Primarie Pd, Bersani evita la spaccatura: "Regole decise con gli alleati"

All'assemblea dei democratici passa la deroga allo statuto: anche Renzi si potrà candidare alle primarie. Ma la resa dei conti con il segretario del partito è solo rimandata

Pier Luigi Bersani all'assemblea Pd
Pier Luigi Bersani all'assemblea Pd

Via libera al documento che dà mandato al segretario a trattare al tavolo delle primarie con le altre forze della coalizione e a definire insieme agli alleati il manifesto politico delle alleanze. Finisce così l'assemblea nazionale del Pd: Pier Luigi Bersani costretto a far ritirare gli emendamenti invisi ai "renziani" e la resa dei conti rimandata a data da destinarsi. Alla viglia accuse incrociate, sgambetti, contestazioni e accordi sottobanco; oggi il passo indietro di Bersani per evitare la frattura definitiva. In realtà, l'assemblea decide di non decidere.

Laura Puppato in mezzo a Pier Luigi Bersani e Matteo Renzi. Non è una foto opportunity all’insegna del "vogliamoci bene" alla vigilia dell’assemblea sulle regole. Ma i cartoni con le sembianze del segretario e del sindaco di Firenze con cui i militanti di "Occupy primarie", il gruppo che fa capo all'ex "rottamatore" Pippo Civati, hanno accolto delegati, parlamentari e ospiti raccolti nel blindatissimo Hotel Ergife. Da subito il presidente del Pd Rosy Bindi, andando a ripescare l'anniversario del Concilio Vaticano II, ha provato a lanciare un appello all'unità, un appello a risolvere all'interno i dissidi per non indebolire il partito e favorire così il Movimento 5 Stelle di Beppe Grillo: "Qui non si fanno giochetti, non si congegnano trappole, non ci stiamo nascondendo dietro a cavilli per coprire la mancanza di un progetto politico". Eppure è proprio grazie a un giochetto di furbizia che Bersani riesce ad evitare lo scontro frontale con i "rottamatori" e arrivare a una scissione interna al partito. Se da una parte tende la mano ai "rottamatori" ammettendo al loro leader di correre alle primarie, dall'altra rimanda lo scontro decisivo col sindaco di Firenze sperando nell'appoggio degli alleati. Con loro, infatti, Bersani deciderà le regole (quelle vere) che regoleranno le primarie di coalizione.
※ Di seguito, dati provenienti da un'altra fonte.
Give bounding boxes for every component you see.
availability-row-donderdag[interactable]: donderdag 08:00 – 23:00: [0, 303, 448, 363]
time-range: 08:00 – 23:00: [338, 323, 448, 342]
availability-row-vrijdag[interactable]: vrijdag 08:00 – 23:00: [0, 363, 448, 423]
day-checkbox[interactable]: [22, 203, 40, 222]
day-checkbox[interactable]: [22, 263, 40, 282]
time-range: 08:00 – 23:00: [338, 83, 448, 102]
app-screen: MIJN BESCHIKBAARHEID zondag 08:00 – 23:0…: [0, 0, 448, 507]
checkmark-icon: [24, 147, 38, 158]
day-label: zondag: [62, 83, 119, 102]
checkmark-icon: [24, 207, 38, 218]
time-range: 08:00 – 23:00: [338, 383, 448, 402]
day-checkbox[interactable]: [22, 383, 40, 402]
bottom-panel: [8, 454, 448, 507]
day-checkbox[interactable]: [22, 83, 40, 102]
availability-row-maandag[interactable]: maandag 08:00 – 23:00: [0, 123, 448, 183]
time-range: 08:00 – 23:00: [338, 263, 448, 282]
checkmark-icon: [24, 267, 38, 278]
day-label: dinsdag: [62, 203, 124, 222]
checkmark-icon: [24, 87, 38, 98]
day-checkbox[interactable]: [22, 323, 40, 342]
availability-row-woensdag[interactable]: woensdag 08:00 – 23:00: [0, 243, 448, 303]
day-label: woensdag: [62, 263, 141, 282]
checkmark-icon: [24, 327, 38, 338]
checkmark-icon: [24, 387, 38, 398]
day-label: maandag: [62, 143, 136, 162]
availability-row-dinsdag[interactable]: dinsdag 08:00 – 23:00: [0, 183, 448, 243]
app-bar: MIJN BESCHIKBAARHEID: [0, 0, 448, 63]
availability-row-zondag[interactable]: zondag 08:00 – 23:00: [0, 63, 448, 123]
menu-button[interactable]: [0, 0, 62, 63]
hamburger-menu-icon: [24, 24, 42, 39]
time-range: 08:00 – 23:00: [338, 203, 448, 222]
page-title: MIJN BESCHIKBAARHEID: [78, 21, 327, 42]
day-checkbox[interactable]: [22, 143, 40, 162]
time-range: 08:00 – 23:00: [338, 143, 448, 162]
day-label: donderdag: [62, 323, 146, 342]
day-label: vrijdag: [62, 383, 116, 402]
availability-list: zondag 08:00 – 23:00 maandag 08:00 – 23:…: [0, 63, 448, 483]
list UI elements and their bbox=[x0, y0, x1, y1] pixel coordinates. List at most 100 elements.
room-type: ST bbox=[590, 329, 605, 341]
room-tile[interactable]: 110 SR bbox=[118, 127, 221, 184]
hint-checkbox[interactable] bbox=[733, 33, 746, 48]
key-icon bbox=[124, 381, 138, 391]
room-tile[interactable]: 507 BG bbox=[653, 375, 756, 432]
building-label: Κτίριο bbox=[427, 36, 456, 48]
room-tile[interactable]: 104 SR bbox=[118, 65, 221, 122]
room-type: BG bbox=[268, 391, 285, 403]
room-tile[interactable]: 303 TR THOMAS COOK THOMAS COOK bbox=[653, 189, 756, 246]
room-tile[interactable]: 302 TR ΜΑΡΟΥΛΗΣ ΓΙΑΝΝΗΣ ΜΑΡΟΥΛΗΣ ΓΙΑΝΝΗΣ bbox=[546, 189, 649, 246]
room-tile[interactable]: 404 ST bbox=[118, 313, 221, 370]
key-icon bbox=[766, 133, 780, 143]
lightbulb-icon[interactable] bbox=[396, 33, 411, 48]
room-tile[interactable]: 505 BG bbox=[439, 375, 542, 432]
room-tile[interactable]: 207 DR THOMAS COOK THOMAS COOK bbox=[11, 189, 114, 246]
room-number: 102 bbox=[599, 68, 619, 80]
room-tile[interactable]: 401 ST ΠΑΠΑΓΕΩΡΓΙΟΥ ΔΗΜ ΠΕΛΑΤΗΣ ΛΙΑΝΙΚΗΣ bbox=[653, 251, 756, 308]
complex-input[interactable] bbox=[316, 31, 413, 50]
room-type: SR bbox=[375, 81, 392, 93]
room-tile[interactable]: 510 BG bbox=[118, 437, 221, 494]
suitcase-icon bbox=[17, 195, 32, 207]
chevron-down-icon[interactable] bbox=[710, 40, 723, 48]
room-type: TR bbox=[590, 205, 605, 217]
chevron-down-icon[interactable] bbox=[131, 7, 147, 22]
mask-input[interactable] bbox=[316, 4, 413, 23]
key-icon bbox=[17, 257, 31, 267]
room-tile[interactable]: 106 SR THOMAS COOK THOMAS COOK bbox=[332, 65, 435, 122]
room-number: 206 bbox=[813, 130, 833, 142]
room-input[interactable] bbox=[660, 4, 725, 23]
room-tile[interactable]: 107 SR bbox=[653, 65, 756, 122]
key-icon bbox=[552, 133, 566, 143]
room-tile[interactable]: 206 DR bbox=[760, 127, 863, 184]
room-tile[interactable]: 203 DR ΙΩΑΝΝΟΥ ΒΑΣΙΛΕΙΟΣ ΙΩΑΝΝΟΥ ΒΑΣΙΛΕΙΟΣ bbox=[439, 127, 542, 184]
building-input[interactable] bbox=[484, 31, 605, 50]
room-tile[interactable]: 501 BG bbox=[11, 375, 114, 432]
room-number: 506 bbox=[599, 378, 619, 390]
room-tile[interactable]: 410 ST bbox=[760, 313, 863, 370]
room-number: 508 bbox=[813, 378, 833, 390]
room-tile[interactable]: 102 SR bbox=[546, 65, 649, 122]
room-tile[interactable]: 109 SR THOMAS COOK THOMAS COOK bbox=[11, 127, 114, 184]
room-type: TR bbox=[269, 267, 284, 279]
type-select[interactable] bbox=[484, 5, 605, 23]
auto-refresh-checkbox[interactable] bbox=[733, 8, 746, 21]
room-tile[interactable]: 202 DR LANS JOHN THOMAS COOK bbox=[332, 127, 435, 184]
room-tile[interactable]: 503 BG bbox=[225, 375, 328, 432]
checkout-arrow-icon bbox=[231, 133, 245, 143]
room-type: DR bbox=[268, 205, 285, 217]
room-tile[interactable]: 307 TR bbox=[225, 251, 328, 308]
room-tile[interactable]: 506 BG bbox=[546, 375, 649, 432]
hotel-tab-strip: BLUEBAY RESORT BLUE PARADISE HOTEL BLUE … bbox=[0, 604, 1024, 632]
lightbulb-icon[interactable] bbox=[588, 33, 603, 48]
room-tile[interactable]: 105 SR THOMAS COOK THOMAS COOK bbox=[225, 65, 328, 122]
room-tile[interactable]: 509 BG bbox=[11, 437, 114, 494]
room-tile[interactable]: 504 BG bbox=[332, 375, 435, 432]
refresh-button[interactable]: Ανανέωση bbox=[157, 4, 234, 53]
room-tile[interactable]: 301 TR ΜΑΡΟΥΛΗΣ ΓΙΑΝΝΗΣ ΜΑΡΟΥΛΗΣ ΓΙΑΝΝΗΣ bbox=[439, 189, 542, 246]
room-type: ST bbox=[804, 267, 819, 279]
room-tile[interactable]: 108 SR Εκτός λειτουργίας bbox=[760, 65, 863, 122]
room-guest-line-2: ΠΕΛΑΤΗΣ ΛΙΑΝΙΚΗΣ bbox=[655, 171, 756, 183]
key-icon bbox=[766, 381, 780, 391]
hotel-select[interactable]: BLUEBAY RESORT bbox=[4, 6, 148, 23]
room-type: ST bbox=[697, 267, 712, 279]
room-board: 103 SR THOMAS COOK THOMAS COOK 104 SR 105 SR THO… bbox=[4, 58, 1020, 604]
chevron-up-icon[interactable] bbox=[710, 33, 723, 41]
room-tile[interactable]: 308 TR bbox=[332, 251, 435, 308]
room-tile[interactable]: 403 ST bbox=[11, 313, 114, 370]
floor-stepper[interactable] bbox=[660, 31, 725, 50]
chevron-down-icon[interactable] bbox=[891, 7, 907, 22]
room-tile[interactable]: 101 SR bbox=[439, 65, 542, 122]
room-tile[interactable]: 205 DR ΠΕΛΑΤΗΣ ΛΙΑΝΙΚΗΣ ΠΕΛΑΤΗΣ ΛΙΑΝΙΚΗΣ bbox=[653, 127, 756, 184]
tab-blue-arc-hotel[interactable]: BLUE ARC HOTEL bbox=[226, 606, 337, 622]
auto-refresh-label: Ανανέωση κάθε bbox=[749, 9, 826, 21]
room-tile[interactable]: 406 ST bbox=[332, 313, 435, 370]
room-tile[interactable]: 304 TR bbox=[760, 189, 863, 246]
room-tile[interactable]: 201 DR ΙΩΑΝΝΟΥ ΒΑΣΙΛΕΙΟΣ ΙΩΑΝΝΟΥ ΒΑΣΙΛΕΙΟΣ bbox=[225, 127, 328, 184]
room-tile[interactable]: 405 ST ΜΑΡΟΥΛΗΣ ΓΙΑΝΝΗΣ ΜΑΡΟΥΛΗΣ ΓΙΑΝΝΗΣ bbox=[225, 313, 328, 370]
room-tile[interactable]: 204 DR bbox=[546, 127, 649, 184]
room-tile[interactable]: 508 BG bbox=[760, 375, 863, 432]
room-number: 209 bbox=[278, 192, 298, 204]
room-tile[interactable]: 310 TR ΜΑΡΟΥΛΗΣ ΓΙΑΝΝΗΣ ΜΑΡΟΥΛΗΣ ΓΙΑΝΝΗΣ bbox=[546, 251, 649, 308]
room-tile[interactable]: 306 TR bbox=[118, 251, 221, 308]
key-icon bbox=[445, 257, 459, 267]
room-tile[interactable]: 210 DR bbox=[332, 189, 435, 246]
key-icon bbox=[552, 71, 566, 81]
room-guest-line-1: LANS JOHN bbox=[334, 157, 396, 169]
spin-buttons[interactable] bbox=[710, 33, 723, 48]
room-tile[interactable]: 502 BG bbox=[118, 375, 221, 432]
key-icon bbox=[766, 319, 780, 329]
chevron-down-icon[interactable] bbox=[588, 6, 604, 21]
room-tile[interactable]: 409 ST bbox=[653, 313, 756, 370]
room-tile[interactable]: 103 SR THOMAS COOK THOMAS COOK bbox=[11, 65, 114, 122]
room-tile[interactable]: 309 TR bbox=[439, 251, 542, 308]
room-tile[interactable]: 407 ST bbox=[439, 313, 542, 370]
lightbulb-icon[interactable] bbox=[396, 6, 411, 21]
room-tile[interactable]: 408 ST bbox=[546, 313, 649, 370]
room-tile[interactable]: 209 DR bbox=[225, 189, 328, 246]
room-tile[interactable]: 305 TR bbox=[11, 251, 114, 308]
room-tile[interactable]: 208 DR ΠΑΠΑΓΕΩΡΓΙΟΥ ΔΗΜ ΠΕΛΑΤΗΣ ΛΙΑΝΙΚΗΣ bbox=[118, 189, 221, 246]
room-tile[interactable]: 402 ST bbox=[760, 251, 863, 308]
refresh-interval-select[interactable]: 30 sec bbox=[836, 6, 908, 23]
Ognuno ha il suo articolo 18 da riformare ed oggi tocca al Pd. Dopo aver incassato l'appoggio di Carlo De Benedetti, Bersani ha preferito azzerare le polemiche sottolineando che l'unica regola cambiata in corso d’opera è la deroga che consente la corsa di altri candidati del Pd, oltre al segretario, alle primarie di coalizione. Deroga che consente la corsa anche al sindaco di Firenze. Ironia della sorte, a votare in prima fila per la sospensione dell’articolo 18 (quello del Pd, però) c'è proprio la leader della Cgil Susanna Camusso che si è battuta a lungo per mantenere l’articolo 18 più famoso (quello dello statuto dei lavoratori). Bersani ha, poi, fatto notare che dopo le primarie del 2011 il portito aveva votato per rendere effettivi strumenti mai attivati a livello organizzativo. tra questi ci sarebbe anche l'albo. "L’unica preoccupazione che ho - ha evidenziato il segretario - è quella che questo gesto importante non venga svilito da noi stessi".

Proprio per questo Bersani ha fatto ritirare gli emendamenti contro cui i renziani avevano levato gli scudi rimandando, però, la discussione al confronto con gli alleati della coalizione. Una mossa che sembra comunque non preoccupare Renzi. "Dicono che non saranno fatte leggi ad personam e io ci credo...", si è limitato a commentare.